I love this strategy. I am the principal of a small school and I get into each classroom in some way every day. I take lots of pictures and share those on social media and in my weekly staff newsletter. I also share some of the great learning activities that I saw during the day on afternoon announcements and I have share students' work or have students share a great book on morning announcements.

Brian Kulak's picture
Brian Kulak
Stay relevant. Stay engaged. Stay positive.

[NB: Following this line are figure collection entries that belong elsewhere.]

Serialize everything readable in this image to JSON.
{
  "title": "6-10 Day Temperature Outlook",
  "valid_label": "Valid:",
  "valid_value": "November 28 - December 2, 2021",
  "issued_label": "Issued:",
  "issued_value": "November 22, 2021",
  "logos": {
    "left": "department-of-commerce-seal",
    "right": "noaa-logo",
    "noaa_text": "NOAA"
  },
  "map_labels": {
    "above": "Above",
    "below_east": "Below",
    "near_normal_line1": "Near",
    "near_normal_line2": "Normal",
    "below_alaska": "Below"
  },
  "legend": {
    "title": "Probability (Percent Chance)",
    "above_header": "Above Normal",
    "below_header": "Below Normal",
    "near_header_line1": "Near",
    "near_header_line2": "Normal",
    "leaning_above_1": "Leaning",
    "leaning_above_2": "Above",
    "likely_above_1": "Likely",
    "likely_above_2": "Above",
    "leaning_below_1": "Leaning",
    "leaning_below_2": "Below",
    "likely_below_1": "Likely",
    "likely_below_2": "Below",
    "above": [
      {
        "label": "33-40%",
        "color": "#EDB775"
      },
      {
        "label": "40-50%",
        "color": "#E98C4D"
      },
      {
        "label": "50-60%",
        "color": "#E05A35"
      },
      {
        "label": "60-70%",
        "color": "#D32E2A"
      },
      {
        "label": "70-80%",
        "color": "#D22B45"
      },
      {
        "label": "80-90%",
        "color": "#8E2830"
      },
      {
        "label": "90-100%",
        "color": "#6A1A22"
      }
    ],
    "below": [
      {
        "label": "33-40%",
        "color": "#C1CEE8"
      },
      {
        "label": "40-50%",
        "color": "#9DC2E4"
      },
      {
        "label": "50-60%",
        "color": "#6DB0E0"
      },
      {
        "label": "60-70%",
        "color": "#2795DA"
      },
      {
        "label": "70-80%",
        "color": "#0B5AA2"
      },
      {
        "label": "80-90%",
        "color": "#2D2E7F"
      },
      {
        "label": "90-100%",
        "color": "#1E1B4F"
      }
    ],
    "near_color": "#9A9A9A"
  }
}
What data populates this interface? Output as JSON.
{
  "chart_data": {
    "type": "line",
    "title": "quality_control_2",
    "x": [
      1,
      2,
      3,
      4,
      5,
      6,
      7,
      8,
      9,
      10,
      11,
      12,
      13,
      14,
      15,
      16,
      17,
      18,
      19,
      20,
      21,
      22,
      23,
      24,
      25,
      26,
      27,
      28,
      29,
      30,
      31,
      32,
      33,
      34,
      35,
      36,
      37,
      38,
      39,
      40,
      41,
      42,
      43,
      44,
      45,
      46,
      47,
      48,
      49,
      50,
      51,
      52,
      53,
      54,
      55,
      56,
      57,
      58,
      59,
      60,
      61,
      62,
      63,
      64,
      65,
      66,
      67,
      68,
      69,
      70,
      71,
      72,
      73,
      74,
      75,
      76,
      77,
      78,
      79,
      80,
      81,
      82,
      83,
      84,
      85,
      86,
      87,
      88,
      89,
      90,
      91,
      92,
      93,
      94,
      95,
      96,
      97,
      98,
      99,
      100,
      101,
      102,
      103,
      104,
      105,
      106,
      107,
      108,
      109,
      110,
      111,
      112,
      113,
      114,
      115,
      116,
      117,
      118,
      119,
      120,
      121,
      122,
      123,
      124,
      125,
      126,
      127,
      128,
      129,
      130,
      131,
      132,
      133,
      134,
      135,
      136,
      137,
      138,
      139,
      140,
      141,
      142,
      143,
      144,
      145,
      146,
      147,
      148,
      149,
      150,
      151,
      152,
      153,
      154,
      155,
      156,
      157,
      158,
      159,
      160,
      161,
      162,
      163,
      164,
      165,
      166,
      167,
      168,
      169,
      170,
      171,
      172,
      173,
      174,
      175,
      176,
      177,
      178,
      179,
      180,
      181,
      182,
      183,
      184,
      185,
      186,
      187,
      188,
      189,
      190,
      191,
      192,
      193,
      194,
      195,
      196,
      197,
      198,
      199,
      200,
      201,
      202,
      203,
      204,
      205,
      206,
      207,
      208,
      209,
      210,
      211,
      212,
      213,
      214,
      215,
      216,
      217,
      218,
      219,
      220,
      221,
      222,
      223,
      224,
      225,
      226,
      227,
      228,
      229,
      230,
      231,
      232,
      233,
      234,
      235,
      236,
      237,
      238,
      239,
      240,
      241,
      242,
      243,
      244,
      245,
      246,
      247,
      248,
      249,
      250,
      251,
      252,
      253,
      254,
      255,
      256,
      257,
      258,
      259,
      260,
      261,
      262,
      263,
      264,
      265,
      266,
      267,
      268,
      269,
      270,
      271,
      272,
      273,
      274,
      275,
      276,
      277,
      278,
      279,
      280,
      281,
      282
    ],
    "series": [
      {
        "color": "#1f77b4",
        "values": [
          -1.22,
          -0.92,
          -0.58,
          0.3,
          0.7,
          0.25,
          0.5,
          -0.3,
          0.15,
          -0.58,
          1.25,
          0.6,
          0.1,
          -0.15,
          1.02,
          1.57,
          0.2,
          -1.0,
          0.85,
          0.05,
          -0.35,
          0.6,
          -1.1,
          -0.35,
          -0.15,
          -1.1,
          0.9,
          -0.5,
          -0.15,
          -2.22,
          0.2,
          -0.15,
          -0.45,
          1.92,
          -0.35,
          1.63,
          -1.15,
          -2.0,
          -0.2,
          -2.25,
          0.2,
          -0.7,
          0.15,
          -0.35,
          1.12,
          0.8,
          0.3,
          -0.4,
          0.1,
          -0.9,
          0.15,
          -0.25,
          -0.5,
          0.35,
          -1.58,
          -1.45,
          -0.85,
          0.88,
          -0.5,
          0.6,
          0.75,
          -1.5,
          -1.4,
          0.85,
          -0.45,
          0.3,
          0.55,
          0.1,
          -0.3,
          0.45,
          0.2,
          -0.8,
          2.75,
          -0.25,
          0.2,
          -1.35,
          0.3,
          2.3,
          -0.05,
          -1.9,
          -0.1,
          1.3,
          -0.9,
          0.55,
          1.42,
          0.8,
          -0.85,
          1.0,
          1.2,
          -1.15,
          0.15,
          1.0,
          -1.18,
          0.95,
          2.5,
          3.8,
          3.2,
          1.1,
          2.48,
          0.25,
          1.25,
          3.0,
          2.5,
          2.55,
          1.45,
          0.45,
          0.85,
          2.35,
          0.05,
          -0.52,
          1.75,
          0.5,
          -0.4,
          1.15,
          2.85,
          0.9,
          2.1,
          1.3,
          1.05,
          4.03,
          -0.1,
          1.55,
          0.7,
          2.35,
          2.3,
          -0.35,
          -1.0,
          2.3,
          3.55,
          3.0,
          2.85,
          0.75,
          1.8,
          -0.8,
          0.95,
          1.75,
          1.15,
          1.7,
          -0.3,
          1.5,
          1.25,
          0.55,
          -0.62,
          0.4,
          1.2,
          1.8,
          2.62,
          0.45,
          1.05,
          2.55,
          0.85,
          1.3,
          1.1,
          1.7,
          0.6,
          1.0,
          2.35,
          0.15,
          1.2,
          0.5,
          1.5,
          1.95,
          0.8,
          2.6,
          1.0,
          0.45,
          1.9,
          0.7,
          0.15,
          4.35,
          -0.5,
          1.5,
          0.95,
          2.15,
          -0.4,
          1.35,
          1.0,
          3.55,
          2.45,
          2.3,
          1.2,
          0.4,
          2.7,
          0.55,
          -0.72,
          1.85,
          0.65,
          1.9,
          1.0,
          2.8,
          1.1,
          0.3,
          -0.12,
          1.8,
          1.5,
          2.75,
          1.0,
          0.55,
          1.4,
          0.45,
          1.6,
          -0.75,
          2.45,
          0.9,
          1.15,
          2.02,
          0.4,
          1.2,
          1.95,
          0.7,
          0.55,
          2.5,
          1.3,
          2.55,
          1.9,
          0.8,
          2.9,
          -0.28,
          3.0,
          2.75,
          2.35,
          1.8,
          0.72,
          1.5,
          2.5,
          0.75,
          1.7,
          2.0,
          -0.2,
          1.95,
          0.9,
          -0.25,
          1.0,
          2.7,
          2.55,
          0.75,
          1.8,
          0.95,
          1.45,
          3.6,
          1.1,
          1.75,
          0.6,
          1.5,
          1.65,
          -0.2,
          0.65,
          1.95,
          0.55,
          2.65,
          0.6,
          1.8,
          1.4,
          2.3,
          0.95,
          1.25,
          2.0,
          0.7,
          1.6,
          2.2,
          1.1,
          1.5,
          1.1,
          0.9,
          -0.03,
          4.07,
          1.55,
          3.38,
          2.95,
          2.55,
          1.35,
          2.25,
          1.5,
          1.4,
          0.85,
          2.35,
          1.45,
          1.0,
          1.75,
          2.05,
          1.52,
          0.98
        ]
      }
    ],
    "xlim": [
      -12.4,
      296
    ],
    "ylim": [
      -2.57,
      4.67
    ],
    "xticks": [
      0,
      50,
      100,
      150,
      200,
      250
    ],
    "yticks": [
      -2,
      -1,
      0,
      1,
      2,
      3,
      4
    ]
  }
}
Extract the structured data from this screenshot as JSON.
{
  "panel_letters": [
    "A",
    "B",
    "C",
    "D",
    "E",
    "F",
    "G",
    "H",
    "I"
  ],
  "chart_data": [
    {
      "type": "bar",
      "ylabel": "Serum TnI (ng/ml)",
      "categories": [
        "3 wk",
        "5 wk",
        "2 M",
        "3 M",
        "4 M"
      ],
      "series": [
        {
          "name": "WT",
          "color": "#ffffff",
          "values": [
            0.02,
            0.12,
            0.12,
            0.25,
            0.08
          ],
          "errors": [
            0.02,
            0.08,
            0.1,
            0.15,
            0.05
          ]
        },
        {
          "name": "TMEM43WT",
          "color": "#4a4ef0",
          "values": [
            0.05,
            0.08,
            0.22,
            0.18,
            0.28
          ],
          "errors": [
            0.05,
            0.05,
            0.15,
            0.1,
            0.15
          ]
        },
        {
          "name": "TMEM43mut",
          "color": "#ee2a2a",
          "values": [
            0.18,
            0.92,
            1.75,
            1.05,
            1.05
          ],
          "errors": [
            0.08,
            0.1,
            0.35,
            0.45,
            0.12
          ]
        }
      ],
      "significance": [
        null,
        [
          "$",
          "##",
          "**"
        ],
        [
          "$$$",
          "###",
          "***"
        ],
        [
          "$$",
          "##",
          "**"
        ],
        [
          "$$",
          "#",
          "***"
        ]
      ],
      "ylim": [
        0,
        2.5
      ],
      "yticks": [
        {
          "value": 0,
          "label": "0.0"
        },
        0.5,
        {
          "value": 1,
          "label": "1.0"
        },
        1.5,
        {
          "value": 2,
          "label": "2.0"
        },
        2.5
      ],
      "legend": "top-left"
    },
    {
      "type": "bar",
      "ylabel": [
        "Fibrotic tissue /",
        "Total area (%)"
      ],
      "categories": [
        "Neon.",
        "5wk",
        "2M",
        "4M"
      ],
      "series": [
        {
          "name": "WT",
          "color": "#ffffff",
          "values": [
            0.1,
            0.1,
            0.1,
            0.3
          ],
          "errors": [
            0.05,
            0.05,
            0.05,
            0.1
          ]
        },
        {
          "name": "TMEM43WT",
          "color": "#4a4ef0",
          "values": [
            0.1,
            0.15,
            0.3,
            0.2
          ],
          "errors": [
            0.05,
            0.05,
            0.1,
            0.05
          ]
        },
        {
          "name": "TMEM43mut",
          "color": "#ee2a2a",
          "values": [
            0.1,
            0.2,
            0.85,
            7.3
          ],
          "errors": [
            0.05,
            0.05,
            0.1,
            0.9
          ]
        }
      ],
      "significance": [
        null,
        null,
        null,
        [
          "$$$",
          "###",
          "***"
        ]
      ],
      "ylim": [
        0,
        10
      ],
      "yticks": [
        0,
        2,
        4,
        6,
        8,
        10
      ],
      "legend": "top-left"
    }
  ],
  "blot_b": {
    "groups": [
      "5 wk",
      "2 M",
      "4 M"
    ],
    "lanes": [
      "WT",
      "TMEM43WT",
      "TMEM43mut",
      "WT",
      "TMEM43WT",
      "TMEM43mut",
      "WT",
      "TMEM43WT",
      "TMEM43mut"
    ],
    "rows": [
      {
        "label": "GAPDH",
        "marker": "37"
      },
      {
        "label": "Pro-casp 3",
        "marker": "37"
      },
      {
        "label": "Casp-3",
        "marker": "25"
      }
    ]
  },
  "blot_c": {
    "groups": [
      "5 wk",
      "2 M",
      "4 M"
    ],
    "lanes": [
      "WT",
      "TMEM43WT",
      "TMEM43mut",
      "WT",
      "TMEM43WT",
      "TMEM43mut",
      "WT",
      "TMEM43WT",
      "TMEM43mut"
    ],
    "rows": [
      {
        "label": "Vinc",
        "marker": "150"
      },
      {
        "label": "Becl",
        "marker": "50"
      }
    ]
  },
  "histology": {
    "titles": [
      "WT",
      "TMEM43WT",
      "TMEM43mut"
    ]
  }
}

Lauren: Thanks so much for reading and responding. I think you're in a unique position because in a small school you can really do some cool things with your staff. We are also proponents of social media and celebrating our kids and teachers. Sounds like you are an excellent leader. If you try a flash lesson, please let me know! Enjoy the rest of the year and here's to a smooth closing and relaxing summer!

Steve's picture
Science Teacher and Technology Coordinator from Naperville, IL

I love the idea. I really like the idea that it might break down some of the silos that exist in schools. We too often think of ourselves as content experts and the center of knowledge in our classrooms. 2o years ago it may have just been the teacher and the textbook as the expert in the room, but today anyone can be an expert about a topic if they are connected. Of course, we need to help students develop the skill set to engage in information. The key to do this well is not content knowledge. The key is good teaching pedagogy and the willingness to take a risk. Teachers must be learners first!

Brian Kulak's picture
Brian Kulak
Stay relevant. Stay engaged. Stay positive.

Wow, I couldn't have said it better myself, Steve. Can I use you as a marketing strategist? Risk, productive struggle, and vulnerability are all hallmarks of my superintendent's leadership. Without a leader like him, I never would have tried this. I hope you, or someone in your district, tries this and lets me know.